Auch in Vogelnestern wird Covid-Müll verbaut. Bild: Auke-Florian Hiemstra/Animal Biology

Die Sorge um die Gesundheit produziert für die Umwelt gefährliche Müllmassen, das ruft nun selbst Archäologen auf den Plan, die auch ihren Berufsstand von der Pandemie profitieren lassen wollen.

 

Lockdowns können zwar CO2-Emissionen und Luftschadstoffe senken, aber die Kontaktsperren, Schließung von Geschäften und Restaurants und vermehrter Aufenthalt in der Wohnung führen zu mehr Glas-, Altpapier- und Kunststoffabfällen.
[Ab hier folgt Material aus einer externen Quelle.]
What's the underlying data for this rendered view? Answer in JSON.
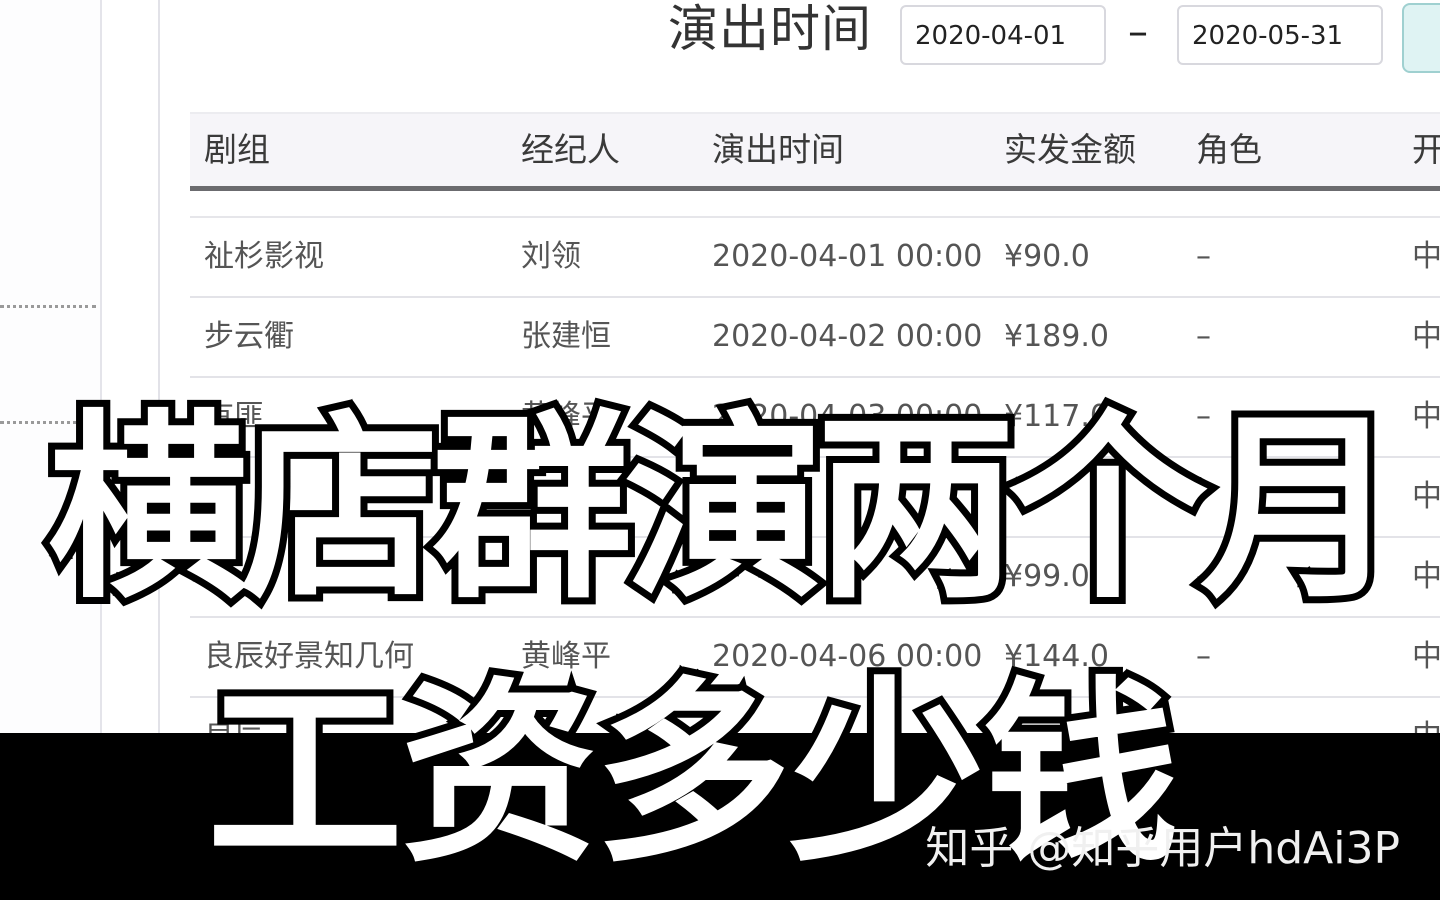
{
  "filter": {
    "label": "演出时间",
    "start_date": "2020-04-01",
    "separator": "–",
    "end_date": "2020-05-31"
  },
  "table": {
    "columns": [
      "剧组",
      "经纪人",
      "演出时间",
      "实发金额",
      "角色",
      "开"
    ],
    "rows": [
      [
        "祉杉影视",
        "刘领",
        "2020-04-01 00:00",
        "¥90.0",
        "–",
        "中"
      ],
      [
        "步云衢",
        "张建恒",
        "2020-04-02 00:00",
        "¥189.0",
        "–",
        "中"
      ],
      [
        "有匪",
        "黄峰平",
        "2020-04-03 00:00",
        "¥117.0",
        "–",
        "中"
      ],
      [
        "",
        "",
        "",
        "",
        "",
        "中"
      ],
      [
        "",
        "",
        "",
        "¥99.0",
        "–",
        "中"
      ],
      [
        "良辰好景知几何",
        "黄峰平",
        "2020-04-06 00:00",
        "¥144.0",
        "–",
        "中"
      ],
      [
        "良辰",
        "",
        "",
        "",
        "",
        "中"
      ]
    ]
  },
  "overlay": {
    "headline_line1": "横店群演两个月",
    "headline_line2": "工资多少钱",
    "watermark": "知乎 @知乎用户hdAi3P"
  }
}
Man trinkt eben Zuhause und dann vielleicht auch gerne ein bisschen mehr, man bestellt sich Waren online und lässt sich Essen liefern, was die Menge an Pappe, Kartons und Leichtverpackungen aus Kunststoffen, Metallen und Verbundmaterialien anschwellen lässt. Und dazu kommen Massen an Masken, Plastikhandschuhen, Behälter für Desinfektionsmittel und zuletzt auch der durch Schnelltests entstehende Abfall. Allerdings ist die Verpackungsmüllmenge in den Privathaushalten schon vor der Pandemie immer weiter angestiegen.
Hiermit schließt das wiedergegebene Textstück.